The Canadian census has for some decades used a random rounding technique to minimize privacy concerns on its data. Essentially, the method works by rounding each number to the nearest five using a probability table. A value of 1 would have an 80% probability of being rounded to 0, and a 20% probability of being rounded to 5.

These rounding techniques are applied to each element released at the Dissemination Area (DA).

For many applications, data at the DA level is aggregated by radius or drive time, and the impact of the error is minimal. But what happens when you use this data at its native level? As part of our US-Canada segmentation project, one of the first things we noticed was that the data for Canada is more “lumpy”, especially for areas with relatively small populations. When you are trying to group similar areas together, this lumpiness has a significant impact, since the effect is to polarize the data.

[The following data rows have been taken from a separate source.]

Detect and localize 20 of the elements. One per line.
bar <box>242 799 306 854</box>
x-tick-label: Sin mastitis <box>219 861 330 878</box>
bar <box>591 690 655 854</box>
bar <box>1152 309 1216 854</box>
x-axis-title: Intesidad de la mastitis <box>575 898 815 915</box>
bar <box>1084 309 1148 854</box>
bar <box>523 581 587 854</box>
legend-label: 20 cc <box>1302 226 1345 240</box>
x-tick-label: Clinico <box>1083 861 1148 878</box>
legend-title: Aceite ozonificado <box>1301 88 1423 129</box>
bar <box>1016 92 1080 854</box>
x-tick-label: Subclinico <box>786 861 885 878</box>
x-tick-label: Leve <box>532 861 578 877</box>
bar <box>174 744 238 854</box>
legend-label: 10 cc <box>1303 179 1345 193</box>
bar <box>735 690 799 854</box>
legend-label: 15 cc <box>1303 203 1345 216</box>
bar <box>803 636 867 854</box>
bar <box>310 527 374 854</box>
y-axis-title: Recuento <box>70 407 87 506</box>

Using a random rounding formula, the average error should be nearly zero if the procedure has been done well and the distribution of the error uniformly distributed. However, the absolute average error of any value will be 2.5. The smaller the original number, the larger this error is as a percentage of its value. The average error if the number is 1002 is 0.25%, but if that number is 10, it is 25%.

Complicating this is the fact that by its very nature, segmentation attempts to group areas together – in effect, looking for the lumps. Worse, the more interesting the variable, the more likely that it exhibits lumpy behavior. Group quarters populations tend to be a small proportion of the total population, and tend to be spatially clustered (e.g. military bases, college dormitories) to begin with. Add to this random rounding, and the landscape looks even more clustered than it actually is.

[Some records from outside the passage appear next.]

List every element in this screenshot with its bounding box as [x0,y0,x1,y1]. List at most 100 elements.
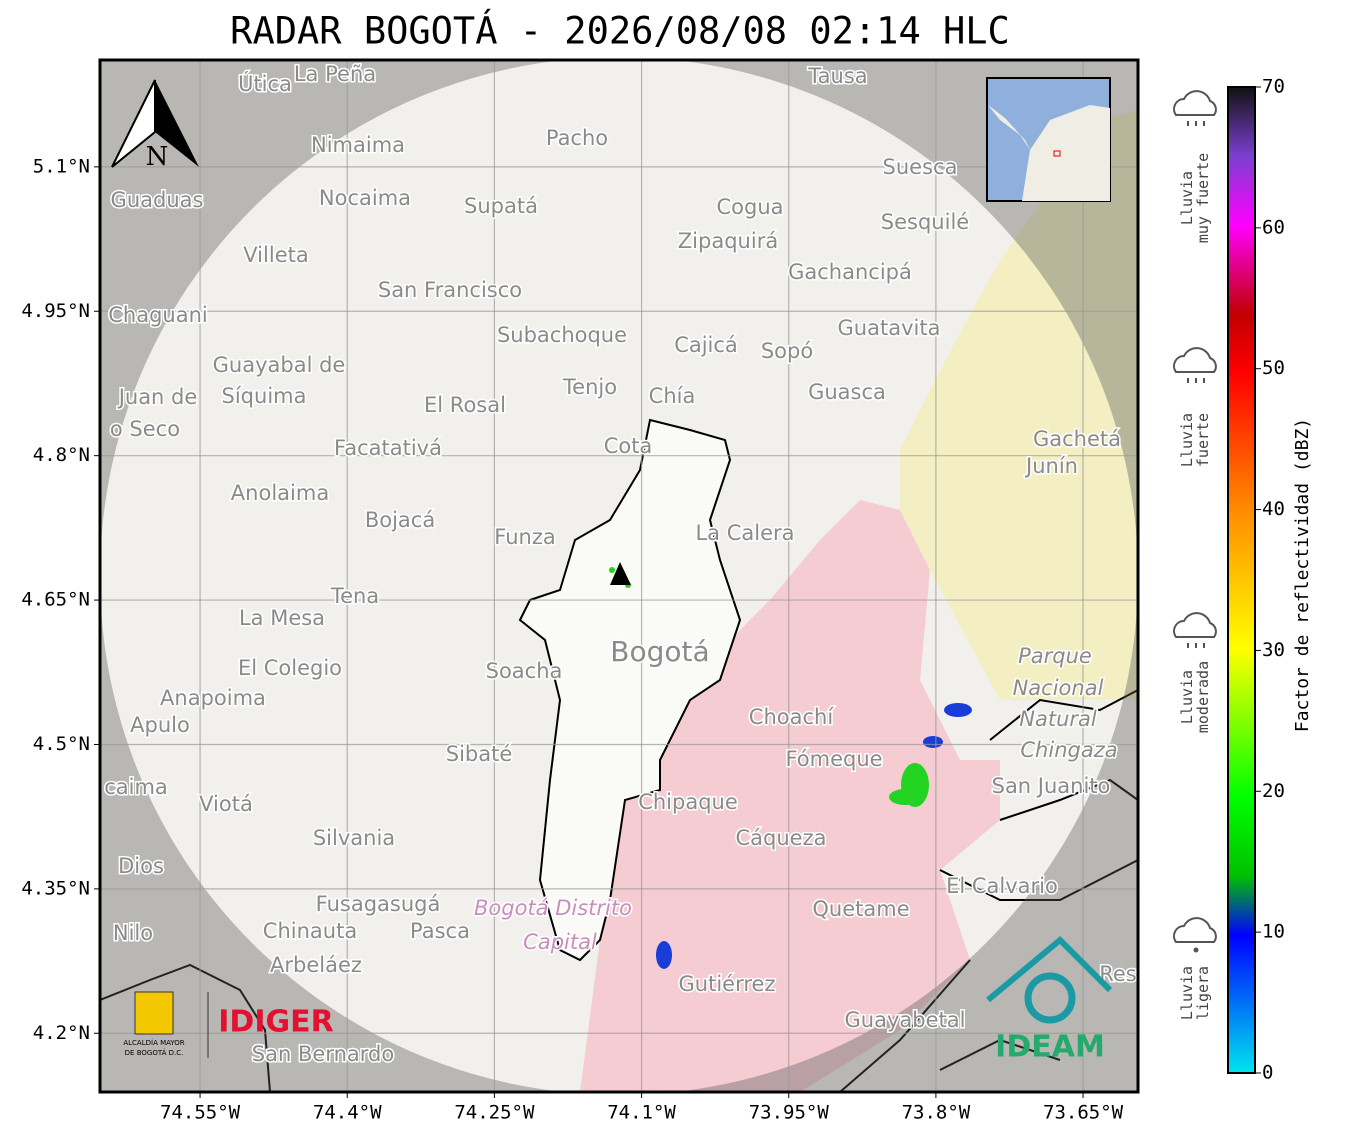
weather-icon [1173,347,1217,373]
place-label: La Mesa [239,606,325,630]
place-label: Junín [1024,454,1078,478]
place-label: Sopó [761,339,813,363]
place-label: Gachetá [1033,427,1121,451]
category-line: moderada [1194,661,1212,733]
place-label: caima [104,775,168,799]
place-label: Bojacá [365,508,435,532]
rain-drop [1193,947,1199,953]
place-group: Útica La Peña Tausa Pacho Nimaima Guaduas Noca… [103,61,1138,1068]
place-label: Soacha [486,659,563,683]
colorbar-tick-label: 0 [1262,1062,1273,1084]
category-line: Lluvia [1178,171,1196,225]
place-label: Arbeláez [270,953,362,977]
plot-frame [98,58,1140,1094]
place-label: Facatativá [334,436,442,460]
place-label: Nocaima [319,186,411,210]
place-labels: Útica La Peña Tausa Pacho Nimaima Guaduas Noca… [103,61,1138,1068]
colorbar-tick-label: 30 [1262,639,1285,661]
place-label: San Juanito [992,774,1111,798]
x-tick-label: 74.55°W [160,1102,241,1124]
grid: 74.55°W 74.4°W 74.25°W 74.1°W 73.95°W 73.8°W 7… [21,60,1138,1124]
category-line: ligera [1194,966,1212,1020]
place-label: Juan de [117,385,198,409]
place-label: Nacional [1013,676,1104,700]
place-label: Chingaza [1020,738,1117,762]
logos: ALCALDÍA MAYOR DE BOGOTÁ D.C. IDIGER IDE… [123,935,1113,1065]
place-label: Supatá [464,194,538,218]
y-tick-label: 4.5°N [33,733,90,755]
place-label: Guaduas [111,188,204,212]
x-tick-label: 73.95°W [749,1102,830,1124]
place-label: Sesquilé [881,210,969,234]
place-label: El Calvario [946,874,1058,898]
colorbar-tick-label: 60 [1262,216,1285,238]
place-label: Tausa [807,64,867,88]
place-label: Pacho [546,126,608,150]
rain-drops [1187,378,1205,383]
y-tick-label: 4.95°N [21,300,90,322]
category-line: fuerte [1194,413,1212,467]
place-label: Sibaté [446,742,513,766]
colorbar-tick-label: 50 [1262,357,1285,379]
colorbar-label: Factor de reflectividad (dBZ) [1292,418,1313,732]
place-label: Cajicá [674,333,738,357]
place-label: Anapoima [160,686,266,710]
category-line: Lluvia [1178,966,1196,1020]
map [100,60,1138,1092]
place-label: Tenjo [562,375,617,399]
x-tick-label: 73.65°W [1043,1102,1124,1124]
title: RADAR BOGOTÁ - 2026/08/08 02:14 HLC [230,9,1010,53]
rain-drops [1187,121,1205,126]
place-label: Guasca [808,380,886,404]
place-label: Bogotá [610,635,709,668]
place-label: La Peña [294,62,376,86]
colorbar [1227,86,1256,1074]
place-label: Fusagasugá [316,892,441,916]
place-label: Quetame [812,897,909,921]
y-tick-label: 5.1°N [33,155,90,177]
colorbar-tick-label: 10 [1262,921,1285,943]
colorbar-tick-label: 70 [1262,76,1285,98]
place-label: Funza [494,525,555,549]
place-label: Silvania [313,826,395,850]
place-label: Chaguani [108,303,208,327]
place-label: La Calera [695,521,794,545]
alcaldia-logo-line: DE BOGOTÁ D.C. [125,1048,184,1057]
place-label: Útica [238,71,292,96]
colorbar-tick-label: 20 [1262,780,1285,802]
place-label: Pasca [410,919,470,943]
colorbar-axis: 0 10 20 30 40 50 60 70 [1255,76,1285,1084]
place-label: Nimaima [311,133,405,157]
place-label: Chipaque [638,790,738,814]
x-tick-label: 74.25°W [454,1102,535,1124]
place-label: Guayabal de [213,353,346,377]
ideam-logo: IDEAM [995,1030,1105,1065]
place-label: San Francisco [378,278,522,302]
place-label: Bogotá Distrito [474,896,632,920]
category-line: Lluvia [1178,413,1196,467]
colorbar-tick-label: 40 [1262,498,1285,520]
place-label: Villeta [243,243,308,267]
y-tick-label: 4.65°N [21,589,90,611]
place-label: Viotá [199,792,253,816]
place-label: Fómeque [785,747,882,771]
weather-icon [1173,90,1217,116]
rain-drops [1187,643,1205,648]
category-line: muy fuerte [1194,153,1212,243]
x-tick-label: 73.8°W [902,1102,971,1124]
place-label: Cota [604,434,653,458]
place-label: Apulo [130,713,190,737]
place-label: Chía [649,384,696,408]
place-label: Anolaima [231,481,329,505]
alcaldia-logo-line: ALCALDÍA MAYOR [123,1038,184,1047]
idiger-logo: IDIGER [218,1005,333,1040]
place-label: Choachí [749,705,835,729]
y-tick-label: 4.35°N [21,877,90,899]
x-tick-label: 74.1°W [607,1102,676,1124]
place-label: Cogua [716,195,783,219]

Adding to our statistical woes is the simple fact that the average dissemination area has 684 people compared to the average block group which has 1532 people.

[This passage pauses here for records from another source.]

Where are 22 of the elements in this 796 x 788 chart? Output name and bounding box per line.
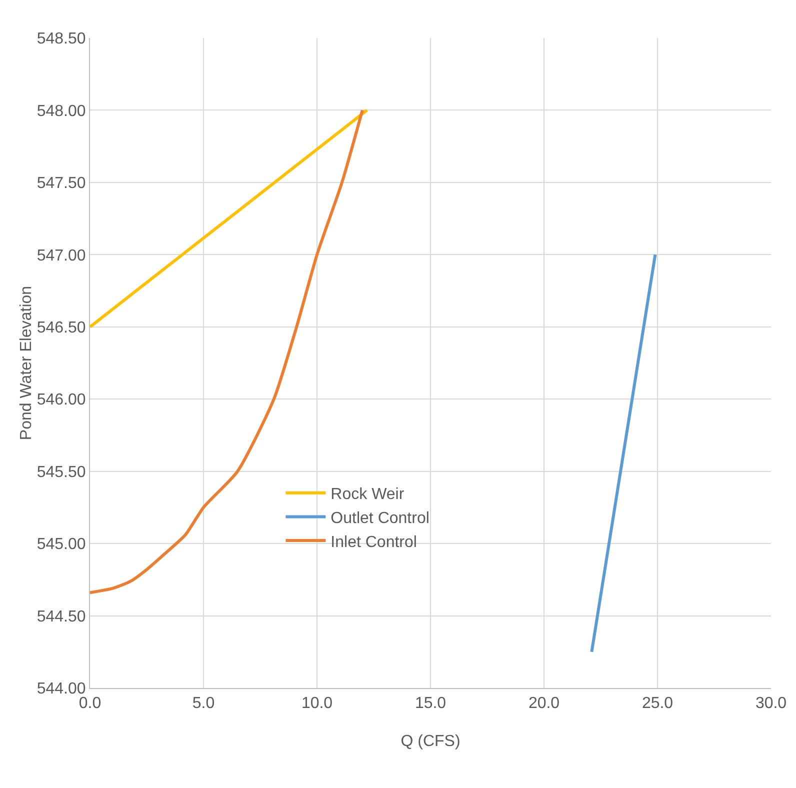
x-tick-label: 25.0 <box>642 695 674 712</box>
y-tick-label: 546.50 <box>36 319 86 336</box>
x-tick-label: 30.0 <box>755 695 787 712</box>
y-tick-label: 544.00 <box>36 680 86 698</box>
y-tick-label: 545.00 <box>36 536 86 554</box>
y-tick-label: 547.50 <box>36 175 86 192</box>
x-axis-title: Q (CFS) <box>400 733 460 750</box>
x-tick-label: 20.0 <box>528 695 560 712</box>
x-tick-label: 5.0 <box>192 695 215 712</box>
x-tick-label: 10.0 <box>301 695 333 712</box>
x-tick-label: 0.0 <box>78 695 102 712</box>
y-tick-label: 548.00 <box>36 102 86 120</box>
y-tick-label: 544.50 <box>36 608 86 626</box>
legend-label: Rock Weir <box>330 486 405 504</box>
legend-label: Outlet Control <box>330 510 430 527</box>
y-tick-label: 547.00 <box>36 247 86 264</box>
y-axis-title: Pond Water Elevation <box>18 286 35 440</box>
y-tick-label: 546.00 <box>36 392 86 409</box>
y-tick-label: 548.50 <box>36 30 86 48</box>
y-tick-label: 545.50 <box>36 464 86 481</box>
x-tick-label: 15.0 <box>414 695 446 712</box>
legend-label: Inlet Control <box>330 534 417 551</box>
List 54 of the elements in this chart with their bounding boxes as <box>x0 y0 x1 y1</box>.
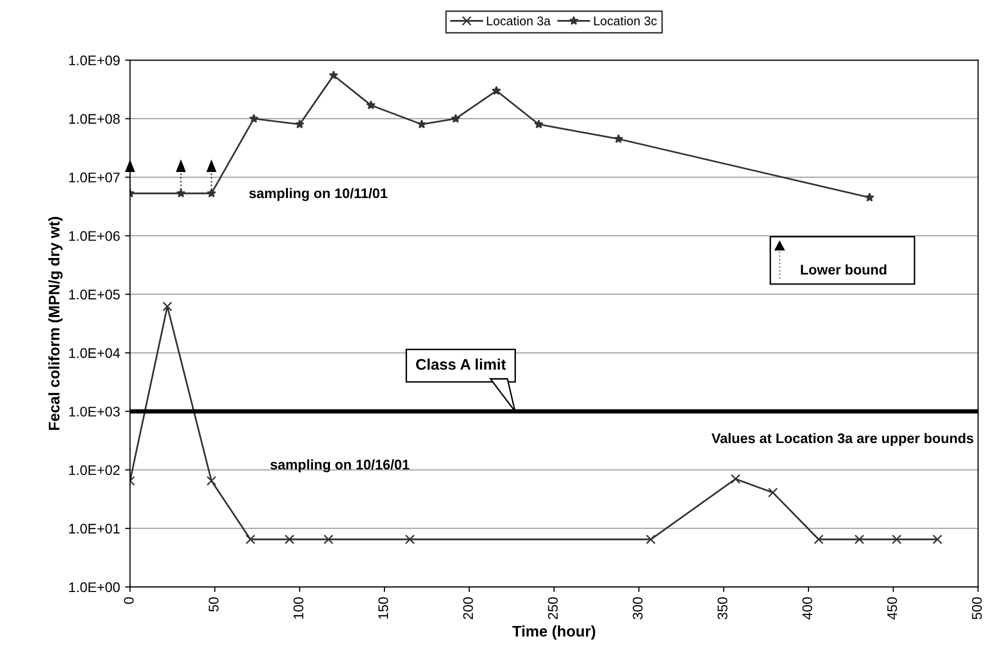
x-axis-title: Time (hour) <box>512 625 596 640</box>
y-tick-label: 1.0E+09 <box>69 55 120 66</box>
point <box>730 474 740 484</box>
annotation: sampling on 10/11/01 <box>249 188 388 201</box>
point <box>162 302 172 312</box>
y-tick-label: 1.0E+01 <box>69 524 120 534</box>
point <box>534 119 544 128</box>
point <box>417 119 426 128</box>
x-tick-label: 300 <box>632 597 643 620</box>
point <box>768 488 778 498</box>
point <box>328 70 338 80</box>
x-tick-label: 0 <box>124 597 134 604</box>
y-tick-label: 1.0E+06 <box>69 231 120 241</box>
y-tick-label: 1.0E+02 <box>69 465 120 476</box>
legend-label: Location 3a <box>487 16 551 26</box>
y-tick-label: 1.0E+07 <box>69 172 120 182</box>
annotation: Lower bound <box>800 264 886 275</box>
y-tick-label: 1.0E+05 <box>69 290 120 300</box>
point <box>206 476 216 486</box>
x-tick-label: 500 <box>972 597 982 620</box>
x-tick-label: 100 <box>294 597 304 619</box>
point <box>932 534 942 544</box>
x-tick-label: 400 <box>802 597 812 620</box>
point <box>892 534 902 544</box>
point <box>246 534 256 544</box>
point <box>864 192 874 202</box>
annotation: sampling on 10/16/01 <box>270 459 410 472</box>
y-tick-label: 1.0E+04 <box>69 348 120 358</box>
annotation: Values at Location 3a are upper bounds <box>712 432 974 446</box>
point <box>451 114 460 123</box>
point <box>294 119 304 128</box>
point <box>814 534 824 544</box>
y-tick-label: 1.0E+08 <box>69 114 120 124</box>
point <box>284 534 294 544</box>
x-tick-label: 350 <box>718 597 728 620</box>
y-tick-label: 1.0E+03 <box>69 406 120 417</box>
point <box>854 534 864 544</box>
x-tick-label: 250 <box>548 597 558 620</box>
point <box>492 86 502 95</box>
point <box>206 188 216 198</box>
point <box>614 134 624 144</box>
y-axis-title: Fecal coliform (MPN/g dry wt) <box>48 216 63 430</box>
x-tick-label: 450 <box>887 597 898 620</box>
point <box>646 534 656 544</box>
point <box>366 100 376 110</box>
legend-label: Location 3c <box>594 16 657 26</box>
x-tick-label: 50 <box>208 597 219 612</box>
x-tick-label: 200 <box>463 597 473 620</box>
ref-line-label: Class A limit <box>416 358 506 370</box>
point <box>249 114 258 123</box>
point <box>324 534 334 544</box>
x-tick-label: 150 <box>378 597 388 619</box>
y-tick-label: 1.0E+00 <box>69 582 120 592</box>
point <box>405 534 415 544</box>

As a result, the combined segmentation analysis for the two countries tends to polarize the Canadian data into a smaller number of concentrated segments which are more unstable than segments which are US dominant.

To overcome this, we have employed some rather unusual techniques which attempt to overcome the lumpiness of the Canadian data, or at least minimize it, to distinguish between the demographic characteristics are truly different and those which are primarily statistical effects. It is problems like this that remind us that data science is often more of a data art.